L0TFinv-package: A package for L0-regularized sparse approximation

Description

Trend filtering is a typical method for nonparametric regression. The commonly used trend filtering models is the L1 trend filtering model $(a)$ based on the difference matrix $\boldsymbol{D}^{(q+1)}$, as illustrated below. $$\min _{\boldsymbol{\alpha} \in \mathbb{R}^n} \frac{1}{2}\|\boldsymbol{y}-\boldsymbol{\alpha}\|_2^2 + \lambda\|\boldsymbol{D}^{(q+1)} \boldsymbol{\alpha}\|_{\ell_1}, \quad q=0,1,2, \ldots. \quad (a) $$ L0 trend filtering $(b)$ has a advantage over other trend filtering methods, especially in the detection of change points. The expression for L0 trend filtering is as follows: $$\min _{\boldsymbol{\alpha} \in \mathbb{R}^n} \frac{1}{2}\|\boldsymbol{y}-\boldsymbol{\alpha}\|_2^2 + \lambda\|\boldsymbol{D}^{(q+1)} \boldsymbol{\alpha}\|_{\ell_0}. \quad (b) $$ We explore transforming the problem $(b)$ into a L0-regularized sparse format $(c)$ by introducing an artificial design matrix $\boldsymbol{X}^{(q+1)}$ that corresponds to the difference matrix, thereby reformulating the L0 trend filtering problem into the following format. $$\min _{\boldsymbol{\beta} \in \mathbb{R}^n} \frac{1}{2}\|\boldsymbol{y}-\boldsymbol{X}^{(q+1)}\boldsymbol{\beta}\|_2^2 + \lambda \sum_{i=q+2}^n |\boldsymbol{\beta}_i|_{\ell_0}. \quad (c) $$ In our practical approach, we consider the maximum number of change points $k_{\text{max}}$ as a constraint, transforming the aforementioned L0 penalty problem $(c)$ into the following L0 constraint problem. $$\text{ minimize }\frac{1}{2}\|\boldsymbol{y}-\boldsymbol{X}^{(q+1)}\boldsymbol{\beta}\|_2^2,\quad \text{ subject to } \sum_{i=q+2}^n |\boldsymbol{\beta}_i|_{\ell_0} \leq k_{\text{max}}. \quad (d)$$ For such L0 constraint problems $(d)$, we employ a splicing-based approach to design algorithms for processing.
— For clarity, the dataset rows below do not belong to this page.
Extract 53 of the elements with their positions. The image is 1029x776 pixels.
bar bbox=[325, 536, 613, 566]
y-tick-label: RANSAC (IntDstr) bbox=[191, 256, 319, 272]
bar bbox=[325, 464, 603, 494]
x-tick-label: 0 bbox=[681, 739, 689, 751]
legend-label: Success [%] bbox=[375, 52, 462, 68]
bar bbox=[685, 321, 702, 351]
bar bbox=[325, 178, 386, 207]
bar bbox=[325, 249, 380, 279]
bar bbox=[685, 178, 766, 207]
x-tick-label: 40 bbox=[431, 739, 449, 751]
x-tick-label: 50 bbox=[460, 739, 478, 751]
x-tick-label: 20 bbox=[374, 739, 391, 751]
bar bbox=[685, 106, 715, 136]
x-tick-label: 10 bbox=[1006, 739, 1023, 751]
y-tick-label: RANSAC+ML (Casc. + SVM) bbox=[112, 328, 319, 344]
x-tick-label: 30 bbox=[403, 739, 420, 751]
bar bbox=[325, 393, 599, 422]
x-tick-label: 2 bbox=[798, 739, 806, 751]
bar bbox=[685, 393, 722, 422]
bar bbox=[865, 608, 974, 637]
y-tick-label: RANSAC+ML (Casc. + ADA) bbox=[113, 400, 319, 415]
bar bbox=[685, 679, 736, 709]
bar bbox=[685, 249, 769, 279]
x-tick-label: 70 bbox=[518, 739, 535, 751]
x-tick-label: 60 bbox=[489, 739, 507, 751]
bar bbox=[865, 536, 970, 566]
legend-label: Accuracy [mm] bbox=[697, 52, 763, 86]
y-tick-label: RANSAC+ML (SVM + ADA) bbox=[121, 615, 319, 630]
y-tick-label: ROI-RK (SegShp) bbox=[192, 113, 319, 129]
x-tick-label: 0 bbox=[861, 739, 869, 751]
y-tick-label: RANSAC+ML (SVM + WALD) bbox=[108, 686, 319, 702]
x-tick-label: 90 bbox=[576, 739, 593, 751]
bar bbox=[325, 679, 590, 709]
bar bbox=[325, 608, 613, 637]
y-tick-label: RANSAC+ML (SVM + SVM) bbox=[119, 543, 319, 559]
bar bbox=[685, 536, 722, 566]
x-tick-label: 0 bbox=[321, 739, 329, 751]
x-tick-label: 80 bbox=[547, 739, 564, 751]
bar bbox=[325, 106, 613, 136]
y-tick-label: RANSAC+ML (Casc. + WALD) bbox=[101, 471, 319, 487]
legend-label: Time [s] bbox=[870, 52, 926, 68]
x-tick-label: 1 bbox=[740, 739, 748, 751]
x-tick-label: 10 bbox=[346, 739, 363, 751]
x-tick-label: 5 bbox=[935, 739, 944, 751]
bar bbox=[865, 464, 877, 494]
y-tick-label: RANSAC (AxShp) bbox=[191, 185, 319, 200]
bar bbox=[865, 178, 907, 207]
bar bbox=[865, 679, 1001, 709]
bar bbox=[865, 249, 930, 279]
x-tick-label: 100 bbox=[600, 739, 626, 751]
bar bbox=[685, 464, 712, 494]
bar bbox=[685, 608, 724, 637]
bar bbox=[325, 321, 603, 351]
This package has the following seven main methods:

matrix with special structure: $\quad$Generate $\boldsymbol{X}^{(q+1)}$ or $\boldsymbol{D}^{(q+1)}$ matrix.
inverse of the crossprod matrix: $\quad$Simplify the calculation of the inverse matrix of $(\boldsymbol{X}^{(q+1)}_A)^T \boldsymbol{X}^{(q+1)}_A$ for the cases where $q=0$ or $q=1$, which is frequently used in splicing algorithms.
inverse L0 trend filtering with fixed change points: $\quad$Fit a piecewise constant or piecewise linear estimated trend with a given number of change points.
inverse L0 trend filtering with optimal change points: $\quad$Fit a piecewise constant or piecewise linear estimated trend with a maximum number of change points, and select the optimal estimated trend using appropriate information criteria.
simulated data: $\quad$Generate piecewise constant or piecewise linear data.
print/coef: $\quad$Print a summary of the trend estimation results.
plot: $\quad$Plot a summary of the trend estimation results.

Arguments

Details

_PACKAGE

In previous studies, algorithms solving trend filtering problems $(a)$ necessitate the computation of $((\boldsymbol{D}^{(q+1)})^T \boldsymbol{D}^{(q+1)})^{-1}$. When $n$ is large, just fitting the matrix into memory becomes an issue.
In L0 trend filtering $(b)$, the positions of non-zero elements in the L0 norm correspond with the locations of change points. We consider two subsets: the active set $A$ for non-zero elements and the inactive set $I$ for zero elements. Despite this, computing $((\boldsymbol{D}^{(q+1)}_I)^T \boldsymbol{D}^{(q+1)}_I)^{-1}$ remains a task involving a substantial matrix.
Due to the connection between L0 constraint problems and L0 penalty problems, and considering that the sparsity of $\boldsymbol{\beta}$ is is more meaningful in practical applications than the selection of the hyperparameter $\lambda$. We focus on the constraint that reflects our aim to achieve an estimated trend with a given number of change points. So we transform the L0 penalty problem $(c)$ into the L0 constraint problem $(d)$.

References

Kim SJ, Koh K, Boyd SP and Gorinevsky DM. L1 Trend Filtering. Society for Industrial and Applied Mathematics (2009).

Wen C, Wang X and Zhang A. L0 Trend Filtering. INFORMS Journal on Computing (2023).